With a 15-hour claimed battery life, the tiny Edge 130 is one of the only Garmin units that doesn’t come with a base map nowadays, but it does offer decent breadcrumb navigation and will even give you alerts about upcoming turns
Not everybody wants a computer, and the latest crop of GPS smartwatches just about match head units when it comes to functionality and connectivity. If you're only using your head unit to keep track of ride totals or don't want to worry about finding a computer in the woods when you crash, a watch might be your best option. We know the Garmin has recently launched the Fenix 6, but the new watch doesn't actually offer that many new features over its predecessor — plus now that there is a new model you should be able to find a banging deal on a Fenix 5.
The watch features the brands Elevate Optical HR sensor, which shows decent overall results but lacks point to point accuracy — as with every other wrist-based optical HR on the market. The battery will last 24-hours in GPS mode or 60-hours in UltraTrac and plays nice with both Bluetooth and ANT+ sensors including power meters, and it will also show you onscreen notifications and track sleep patterns, too.
With three cycling profiles pre-loaded, the watch will show you up to 19-pages with four data fields each, allows for access to Strava Live Segments, and Firstbeat training load integration.
Best GPS computers: everything you need to know
Just like anything else in cycling, trying to figure out which computer will fall within your budget constraints while offering the features you prioritise, can be a tall order.
Depending on how much money you have to spend, your computer may have base maps, interval timers, in-depth power metrics, a colour touchscreen and more connectivity than you can shake a stick at, or it might be a simple, compact unit with a black-and-white display and basic training metrics. Every computer on the market will give you data fields such as speed, distance, and time.
Even at the bottom end of the spectrum, most computers will support and ANT+ or Bluetooth connection to a heart-rate monitor plus speed and cadence sensors. However, some less-expensive units may not support power meters.
More computers are beginning to work with both ANT+ and Bluetooth sensors now. There are still a few hold-outs sticking to one or the other, but the majority will facilitate a Bluetooth connection to your phone for on-screen notifications, firmware updates and the like. Further still, some computers also connect to your home WiFi network to allow for your ride to be on Strava before you’ve taken your helmet and sunglasses off.
GPS and mapping
Most computers feature a GPS chip, as well as access to other satellite networks like GLONASS, BeiDou, and Galileo, and offer some definition of navigation. Many also have a base map pre-installed which allows for turn-by-turn directions, on-the-fly redirection and some allow you to create routes and courses directly on the device. More budget friendly head units won’t have a base map, but may still offer what’s called ‘breadcrumb’ navigation, where the computer will display your route as a line which you’re meant to follow.
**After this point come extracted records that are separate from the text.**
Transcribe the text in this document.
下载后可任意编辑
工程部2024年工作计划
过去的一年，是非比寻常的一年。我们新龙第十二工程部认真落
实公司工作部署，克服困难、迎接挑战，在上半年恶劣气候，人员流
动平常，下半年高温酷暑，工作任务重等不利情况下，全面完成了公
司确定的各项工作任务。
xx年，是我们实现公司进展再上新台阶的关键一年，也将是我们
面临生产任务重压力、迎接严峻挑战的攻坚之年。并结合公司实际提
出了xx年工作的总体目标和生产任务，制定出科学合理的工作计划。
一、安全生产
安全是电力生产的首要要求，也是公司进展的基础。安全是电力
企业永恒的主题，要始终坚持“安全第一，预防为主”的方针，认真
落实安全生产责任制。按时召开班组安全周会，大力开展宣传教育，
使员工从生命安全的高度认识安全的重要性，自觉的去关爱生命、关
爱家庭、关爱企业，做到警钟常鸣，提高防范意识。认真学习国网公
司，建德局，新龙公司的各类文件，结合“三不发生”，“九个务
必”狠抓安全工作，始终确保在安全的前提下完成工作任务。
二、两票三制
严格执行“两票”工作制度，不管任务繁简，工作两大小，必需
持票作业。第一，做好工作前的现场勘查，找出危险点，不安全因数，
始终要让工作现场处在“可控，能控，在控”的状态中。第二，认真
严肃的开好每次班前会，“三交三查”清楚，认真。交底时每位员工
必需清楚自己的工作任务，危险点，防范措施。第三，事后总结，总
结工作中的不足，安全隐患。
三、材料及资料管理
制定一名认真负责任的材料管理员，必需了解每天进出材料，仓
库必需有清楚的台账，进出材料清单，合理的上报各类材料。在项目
As you go up in price, you get features such as touch- and colour screens, but these are not something you’ll necessarily need. While touchscreens are great for swiping through pages of metrics or manoeuvring maps, if you're wearing full-finger gloves or if it's raining, the screen may not function as advertised. The same goes for colour displays, which only really become a necessity if you’re using maps.
Finally, there are the extras such as Strava Live Segments, on-screen workouts populated by Today’s Plan, Training Peaks and TrainerRoad, uploadable training metrics and data fields, drivetrain and light integration, the companion app and more. Where these features are available will depend on the computer you choose, but they are not reserved for the premium units, and you’ll see features like Strava Live Segments and drivetrain integration trickling into mid- and lower-range units.